Michael Ciccotti, the team's lead physician, will examine Garcia in Clearwater tomorrow.
"He'll miss his next turn for sure," Manuel said. "After that, we'll wait and see how it goes."
The Phillies acquired Garcia for young pitchers Gavin Floyd and Gio Gonzalez on Dec. 6. The acquisition fueled postseason hopes in Philadelphia, but Garcia has not looked like a pitcher with 116 career wins this spring. His fastball, which in earlier seasons hummed around 93 m.p.h., has been lazy. At least now there appears to be a reason for that.
Several scouts who have watched Garcia this spring have remarked that his velocity was down late last season. The Phillies were aware of Garcia's reduced velocity but were not wary of making the trade.
"His September numbers were extraordinary," Amaro said.
Garcia went 17-9 with a 4.53 ERA for the White Sox last season and finished the season 4-0 with a 1.59 ERA in his final four starts.
It wasn't just that finish that gave the Phils confidence in making the deal. Amaro said the Phillies spoke with White Sox medical personnel about Garcia and reviewed the pitcher's health records. The Phillies did not order an MRI or physical exam before the deal.
"We didn't think it was necessary," Amaro said. "We consulted with their medical people, and nothing precluded us from making the deal, especially not with the comfort level we had with [White Sox general manager] Kenny Williams.
"With trades, it's buyer beware. It always has been. We felt comfortable enough with the information gathered from their medical people."
Amaro was asked whether Garcia ever had a similar problem with the White Sox.
"I don't know that I'm at liberty to say that," he said, citing health-privacy laws.

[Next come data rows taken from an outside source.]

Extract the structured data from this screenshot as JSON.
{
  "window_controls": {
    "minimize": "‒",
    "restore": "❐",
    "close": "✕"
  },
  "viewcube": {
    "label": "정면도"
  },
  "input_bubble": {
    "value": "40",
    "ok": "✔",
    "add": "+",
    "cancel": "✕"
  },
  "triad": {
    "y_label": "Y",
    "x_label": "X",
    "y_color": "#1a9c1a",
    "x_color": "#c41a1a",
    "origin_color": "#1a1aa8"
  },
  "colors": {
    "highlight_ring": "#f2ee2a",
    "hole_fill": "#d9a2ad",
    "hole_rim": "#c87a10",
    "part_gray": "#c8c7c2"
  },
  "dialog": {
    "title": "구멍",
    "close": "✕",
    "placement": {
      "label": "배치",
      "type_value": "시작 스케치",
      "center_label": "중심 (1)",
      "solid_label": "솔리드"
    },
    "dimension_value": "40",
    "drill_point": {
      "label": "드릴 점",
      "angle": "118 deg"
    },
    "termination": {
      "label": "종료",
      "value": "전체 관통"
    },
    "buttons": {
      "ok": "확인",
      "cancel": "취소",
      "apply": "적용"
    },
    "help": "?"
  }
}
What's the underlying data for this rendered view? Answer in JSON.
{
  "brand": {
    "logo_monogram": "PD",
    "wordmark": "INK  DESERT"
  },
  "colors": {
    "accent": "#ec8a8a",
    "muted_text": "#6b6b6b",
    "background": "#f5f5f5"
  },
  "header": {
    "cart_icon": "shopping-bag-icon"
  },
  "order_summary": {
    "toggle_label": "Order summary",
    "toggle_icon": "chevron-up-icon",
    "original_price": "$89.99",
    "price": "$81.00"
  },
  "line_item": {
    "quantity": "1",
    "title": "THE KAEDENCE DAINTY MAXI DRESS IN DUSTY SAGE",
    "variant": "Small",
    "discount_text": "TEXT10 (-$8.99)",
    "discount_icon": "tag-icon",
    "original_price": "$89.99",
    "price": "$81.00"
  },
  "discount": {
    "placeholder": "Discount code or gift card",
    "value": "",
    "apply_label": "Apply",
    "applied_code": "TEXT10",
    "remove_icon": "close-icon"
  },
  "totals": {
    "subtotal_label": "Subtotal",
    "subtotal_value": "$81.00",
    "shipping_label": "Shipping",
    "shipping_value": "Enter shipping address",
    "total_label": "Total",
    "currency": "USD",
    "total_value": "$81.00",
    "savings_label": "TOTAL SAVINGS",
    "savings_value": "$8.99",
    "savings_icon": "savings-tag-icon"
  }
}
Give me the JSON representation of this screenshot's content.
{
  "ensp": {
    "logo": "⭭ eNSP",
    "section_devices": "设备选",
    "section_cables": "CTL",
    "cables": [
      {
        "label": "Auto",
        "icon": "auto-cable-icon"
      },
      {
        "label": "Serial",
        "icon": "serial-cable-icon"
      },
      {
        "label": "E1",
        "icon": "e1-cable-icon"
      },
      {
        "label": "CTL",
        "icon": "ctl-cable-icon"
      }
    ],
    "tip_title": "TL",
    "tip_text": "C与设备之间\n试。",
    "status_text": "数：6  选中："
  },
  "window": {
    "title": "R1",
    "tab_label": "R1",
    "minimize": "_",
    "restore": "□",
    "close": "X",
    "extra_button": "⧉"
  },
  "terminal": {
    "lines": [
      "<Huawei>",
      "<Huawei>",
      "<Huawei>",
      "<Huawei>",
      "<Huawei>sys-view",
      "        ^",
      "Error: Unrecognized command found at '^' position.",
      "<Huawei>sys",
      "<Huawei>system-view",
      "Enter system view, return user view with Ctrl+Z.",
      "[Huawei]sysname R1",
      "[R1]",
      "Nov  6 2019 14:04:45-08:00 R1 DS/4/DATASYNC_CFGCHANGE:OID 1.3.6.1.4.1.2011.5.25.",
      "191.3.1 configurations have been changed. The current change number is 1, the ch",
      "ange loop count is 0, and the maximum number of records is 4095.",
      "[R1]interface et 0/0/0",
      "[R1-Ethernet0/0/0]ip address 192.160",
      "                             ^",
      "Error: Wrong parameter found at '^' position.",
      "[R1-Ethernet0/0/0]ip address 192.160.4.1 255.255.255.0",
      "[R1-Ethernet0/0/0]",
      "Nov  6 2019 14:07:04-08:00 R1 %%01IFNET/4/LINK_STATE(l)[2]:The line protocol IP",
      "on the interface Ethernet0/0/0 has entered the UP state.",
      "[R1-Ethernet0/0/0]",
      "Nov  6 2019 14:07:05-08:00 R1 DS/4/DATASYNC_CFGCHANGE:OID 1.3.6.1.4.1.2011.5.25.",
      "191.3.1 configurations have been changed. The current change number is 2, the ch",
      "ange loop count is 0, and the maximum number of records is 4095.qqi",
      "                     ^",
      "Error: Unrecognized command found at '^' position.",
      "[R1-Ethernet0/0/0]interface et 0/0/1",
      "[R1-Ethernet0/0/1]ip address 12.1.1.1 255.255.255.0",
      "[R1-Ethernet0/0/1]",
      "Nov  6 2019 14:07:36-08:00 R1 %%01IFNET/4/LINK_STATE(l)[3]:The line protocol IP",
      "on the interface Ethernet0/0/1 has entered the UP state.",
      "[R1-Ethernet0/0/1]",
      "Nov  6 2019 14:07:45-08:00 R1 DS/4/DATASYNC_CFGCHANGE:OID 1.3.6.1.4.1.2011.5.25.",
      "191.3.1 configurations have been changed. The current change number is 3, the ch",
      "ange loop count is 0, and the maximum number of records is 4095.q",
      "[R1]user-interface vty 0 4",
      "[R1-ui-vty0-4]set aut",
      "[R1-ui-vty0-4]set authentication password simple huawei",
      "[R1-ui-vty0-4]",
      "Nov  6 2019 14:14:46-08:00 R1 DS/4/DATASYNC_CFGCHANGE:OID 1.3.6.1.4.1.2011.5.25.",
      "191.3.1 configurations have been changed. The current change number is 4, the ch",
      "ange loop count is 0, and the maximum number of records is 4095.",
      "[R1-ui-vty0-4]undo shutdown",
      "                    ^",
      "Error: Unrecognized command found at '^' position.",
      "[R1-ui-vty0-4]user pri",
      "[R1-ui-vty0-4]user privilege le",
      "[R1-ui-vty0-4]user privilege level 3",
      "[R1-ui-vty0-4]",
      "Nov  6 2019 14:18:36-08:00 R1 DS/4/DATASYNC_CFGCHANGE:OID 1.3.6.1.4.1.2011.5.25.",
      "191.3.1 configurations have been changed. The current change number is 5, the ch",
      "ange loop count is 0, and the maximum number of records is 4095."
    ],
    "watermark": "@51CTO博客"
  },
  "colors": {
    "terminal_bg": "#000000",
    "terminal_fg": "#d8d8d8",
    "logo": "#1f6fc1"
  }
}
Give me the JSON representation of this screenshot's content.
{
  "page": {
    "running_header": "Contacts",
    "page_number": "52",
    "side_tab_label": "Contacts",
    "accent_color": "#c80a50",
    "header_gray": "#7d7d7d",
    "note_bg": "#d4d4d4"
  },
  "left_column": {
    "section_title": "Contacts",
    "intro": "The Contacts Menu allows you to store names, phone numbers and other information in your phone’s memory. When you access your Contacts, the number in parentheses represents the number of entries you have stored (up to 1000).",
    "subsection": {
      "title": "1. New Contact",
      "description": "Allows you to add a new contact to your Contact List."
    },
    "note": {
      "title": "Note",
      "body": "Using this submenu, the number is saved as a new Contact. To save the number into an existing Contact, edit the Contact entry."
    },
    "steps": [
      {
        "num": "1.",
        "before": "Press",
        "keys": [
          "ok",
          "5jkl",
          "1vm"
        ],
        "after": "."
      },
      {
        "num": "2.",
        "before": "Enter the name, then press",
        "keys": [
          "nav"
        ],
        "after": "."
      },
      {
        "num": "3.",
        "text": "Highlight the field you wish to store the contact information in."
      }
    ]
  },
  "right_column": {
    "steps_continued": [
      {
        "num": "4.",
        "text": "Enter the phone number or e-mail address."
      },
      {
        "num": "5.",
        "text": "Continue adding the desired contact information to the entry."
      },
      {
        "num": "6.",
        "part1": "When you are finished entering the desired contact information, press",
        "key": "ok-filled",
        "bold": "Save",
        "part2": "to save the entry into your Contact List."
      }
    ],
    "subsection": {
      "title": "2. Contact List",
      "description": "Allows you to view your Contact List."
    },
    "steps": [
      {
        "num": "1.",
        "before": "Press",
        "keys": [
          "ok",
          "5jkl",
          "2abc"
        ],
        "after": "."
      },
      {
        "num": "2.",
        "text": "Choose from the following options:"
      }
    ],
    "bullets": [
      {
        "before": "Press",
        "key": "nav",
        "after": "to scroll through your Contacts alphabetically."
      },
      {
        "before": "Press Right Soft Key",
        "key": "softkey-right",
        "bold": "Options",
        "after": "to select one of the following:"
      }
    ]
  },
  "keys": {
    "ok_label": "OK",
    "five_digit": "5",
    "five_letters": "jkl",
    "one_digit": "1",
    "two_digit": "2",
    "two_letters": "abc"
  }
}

Garcia said he never had had a problem like this before. However, according to media reports in Chicago, he experienced shoulder stiffness during spring training last year but was never shut down.
Earlier this spring, Garcia did admit to having a tired arm last season. He pointed to the previous season as the reason for that. In 2005, he pitched 228 innings during the regular season and 21 in the postseason.
"This might be normal wear and tear," Amaro said.
Regardless of what it is, Freddy Garcia is feeling pain in his pitching arm, and he has not even made his first official start for the Phillies yet. That's never good news.